Anthony This small south-central Kansas town of 2,200 residents is taking on a task of Hollywood proportions — raising $1.2 million to restore its Main Street theater to its former movie palace grandeur.
“It is intimidating to a small community to talk about that many dollars,” said Lyle Wellbrook, a member of the committee working on the Anthony Theatre restoration project.
“It scared us, the committee, at first,” said Wellbrook, who owns and operates Marshall Jewelry about a block and a half from the theater. “We were thinking half that much money, and we were scared of that.”
However, the notion of preserving an architecturally unique theater and once again showing movies there is winning over supporters, said another committee member, BarBara Wright.
“I’ve served on a lot of committees and seen a lot of things happen, but I’ve never served on one that has so much community support behind it,” Wright said.
Since the Anthony Theatre stopped showing movies on an irregular basis about six or seven years ago, Anthony residents have had to drive an hour or more to theaters in Wichita.
However, there are more reasons than convenience for restoring the Anthony Theatre, which first opened its doors Nov. 23, 1936, with a showing of “Love on the Run,” starring Joan Crawford, Clark Gable and Franchot Tone.
“Its decorative Art Deco exterior and opulent interior treatments are hallmarks of the movie palaces that were built across America in the 1920s and 1930s,” says the document that put the theater on the National Register of Historic Places on April 18, 1991. “These buildings were designed to be showplaces, with sumptuous appointments, inviting the rich and poor alike to share the lavish surrounding and escape into celluloid fantasies.”
Christy Davis, a Topeka preservationist working with the committee to obtain funding for the project, said the Boller Brothers, of Kansas City, Mo., designed many of the other Kansas movie palaces of that era and did so in the Spanish Colonial Revival style.
However, Davis said the Anthony, designed by S.S. Voigt, of Wichita, is “a very rare example of an Art Deco theater that’s intact, both the exterior and interior.”
“A lot of theaters in the ’50s got modified on the exterior,” Davis said. “Many of them might be a 1920s theater, but they have a 1950s marquee.

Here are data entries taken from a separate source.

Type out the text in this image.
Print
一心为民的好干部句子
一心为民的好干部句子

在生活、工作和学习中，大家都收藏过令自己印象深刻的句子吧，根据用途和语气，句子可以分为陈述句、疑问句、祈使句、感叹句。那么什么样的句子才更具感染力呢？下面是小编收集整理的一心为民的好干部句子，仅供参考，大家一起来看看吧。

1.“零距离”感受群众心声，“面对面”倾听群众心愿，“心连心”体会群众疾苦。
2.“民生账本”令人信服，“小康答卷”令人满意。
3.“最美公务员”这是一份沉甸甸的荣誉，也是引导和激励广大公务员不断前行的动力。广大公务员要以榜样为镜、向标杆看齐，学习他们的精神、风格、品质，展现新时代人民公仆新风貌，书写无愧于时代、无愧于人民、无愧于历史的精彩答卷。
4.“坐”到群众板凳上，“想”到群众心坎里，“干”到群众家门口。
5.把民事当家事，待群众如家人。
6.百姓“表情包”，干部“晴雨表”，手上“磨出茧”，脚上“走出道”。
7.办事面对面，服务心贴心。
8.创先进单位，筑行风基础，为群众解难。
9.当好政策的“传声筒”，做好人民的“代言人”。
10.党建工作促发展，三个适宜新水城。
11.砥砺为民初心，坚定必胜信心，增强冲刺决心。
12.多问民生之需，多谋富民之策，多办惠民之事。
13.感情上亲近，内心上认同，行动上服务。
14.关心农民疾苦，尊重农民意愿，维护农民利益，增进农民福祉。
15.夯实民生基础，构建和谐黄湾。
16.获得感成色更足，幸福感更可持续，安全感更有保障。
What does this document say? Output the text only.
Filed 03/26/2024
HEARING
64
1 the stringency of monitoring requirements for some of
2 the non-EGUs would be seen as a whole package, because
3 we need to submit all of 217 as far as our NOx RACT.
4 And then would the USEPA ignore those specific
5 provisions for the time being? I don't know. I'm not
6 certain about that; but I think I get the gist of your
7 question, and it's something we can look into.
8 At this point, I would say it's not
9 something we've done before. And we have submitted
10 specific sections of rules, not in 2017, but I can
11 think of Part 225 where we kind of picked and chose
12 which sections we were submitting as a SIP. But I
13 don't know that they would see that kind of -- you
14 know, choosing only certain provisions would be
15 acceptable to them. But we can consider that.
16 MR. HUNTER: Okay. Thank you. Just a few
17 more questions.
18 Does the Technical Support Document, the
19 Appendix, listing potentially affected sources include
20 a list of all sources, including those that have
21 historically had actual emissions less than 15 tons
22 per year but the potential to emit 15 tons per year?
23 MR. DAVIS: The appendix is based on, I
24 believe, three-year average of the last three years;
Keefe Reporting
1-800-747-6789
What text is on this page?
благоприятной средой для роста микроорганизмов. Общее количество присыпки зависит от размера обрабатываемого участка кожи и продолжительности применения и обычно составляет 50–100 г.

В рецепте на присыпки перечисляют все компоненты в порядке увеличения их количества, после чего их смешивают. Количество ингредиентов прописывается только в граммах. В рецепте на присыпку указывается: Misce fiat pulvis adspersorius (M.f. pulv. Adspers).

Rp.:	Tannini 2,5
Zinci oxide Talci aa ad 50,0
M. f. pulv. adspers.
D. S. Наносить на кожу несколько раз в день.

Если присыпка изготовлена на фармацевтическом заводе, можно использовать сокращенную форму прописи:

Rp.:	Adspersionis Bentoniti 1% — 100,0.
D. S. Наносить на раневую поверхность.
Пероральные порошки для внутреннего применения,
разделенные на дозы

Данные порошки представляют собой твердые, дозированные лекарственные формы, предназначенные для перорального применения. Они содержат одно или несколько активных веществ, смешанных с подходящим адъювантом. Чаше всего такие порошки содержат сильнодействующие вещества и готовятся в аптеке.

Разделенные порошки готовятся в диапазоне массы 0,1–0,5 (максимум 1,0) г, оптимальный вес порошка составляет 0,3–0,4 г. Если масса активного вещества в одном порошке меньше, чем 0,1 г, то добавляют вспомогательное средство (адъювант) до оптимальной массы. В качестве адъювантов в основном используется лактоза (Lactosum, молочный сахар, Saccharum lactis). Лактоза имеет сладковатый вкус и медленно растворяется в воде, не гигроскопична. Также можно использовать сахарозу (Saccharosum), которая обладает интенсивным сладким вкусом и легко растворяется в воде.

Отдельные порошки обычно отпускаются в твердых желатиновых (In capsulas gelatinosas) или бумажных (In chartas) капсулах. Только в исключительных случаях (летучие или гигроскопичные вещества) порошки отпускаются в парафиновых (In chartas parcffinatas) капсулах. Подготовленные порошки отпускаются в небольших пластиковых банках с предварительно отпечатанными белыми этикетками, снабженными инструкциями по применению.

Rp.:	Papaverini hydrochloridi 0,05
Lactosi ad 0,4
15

This building still has its original marquee, and it’s Art Deco.”
“It’s one of the rare survivors,” she also said.
Wright said the Harper County Preservation and Tourism Alliance while working on another project began discussion more than a year ago about the Anthony, whose former owner had been reluctant to sell.
However, John Gaffney, an Anthony attorney, negotiated a one-year option to purchase the building for $42,000. Fundraising commenced, but Wright said the committee was $17,000 short and the option was about to expire when Randy Patterson, of the Anthony Livestock Co., stepped in to donate the balance.
Places Architects, a Wichita firm, inspected the integrity of the building, declaring it “a remarkably sound structure, relatively easily restored, and historically significant enough to warrant every effort to renovate this building to its former function and beauty,” wrote architect Paul Cavanaugh.
Cavanaugh developed for the committee a phased $1.2 million budget, the first element of which is $110,000 for repairs, including ones to a masonry wall that if not done could severely damage the building.
Davis has written for the committee a grant request to the Heritage Trust Fund administered by the Kansas State Historical Society that would fund most of that first phase. Anthony will learn in May whether it will receive the grant.
Wellbrook said the committee wants to preserve as much of the theater’s original appearance as possible. Toward that goal, the committee acquired an adjoining lot on which it plans to build a new structure that would accommodate handicap-accessible restrooms, storage, offices and concessions.
Wright said the committee wants space for dressing rooms so the Anthony also could be used for live theater, possibly with a dinner theater option in the new structure.
The budget also calls for digital projection equipment and a modern sound system. Representatives of the company that installed the theater’s original seating are working with the committee on a way to incorporate that hardware into more spacious and comfortable seating.
Originally, the theater sat 587, but Wright said the renovated theater likely would have around 350 seats.
Other grant applications are in the works, and Davis said the committee also will apply for tax credits available for restoring historical buildings.
Donations to the project are tax-deductible as the Harper County Preservation and Tourism Alliance is a project of Sunflower Resource Conservation and Development Inc., a nonprofit group covering eight south-central Kansas counties.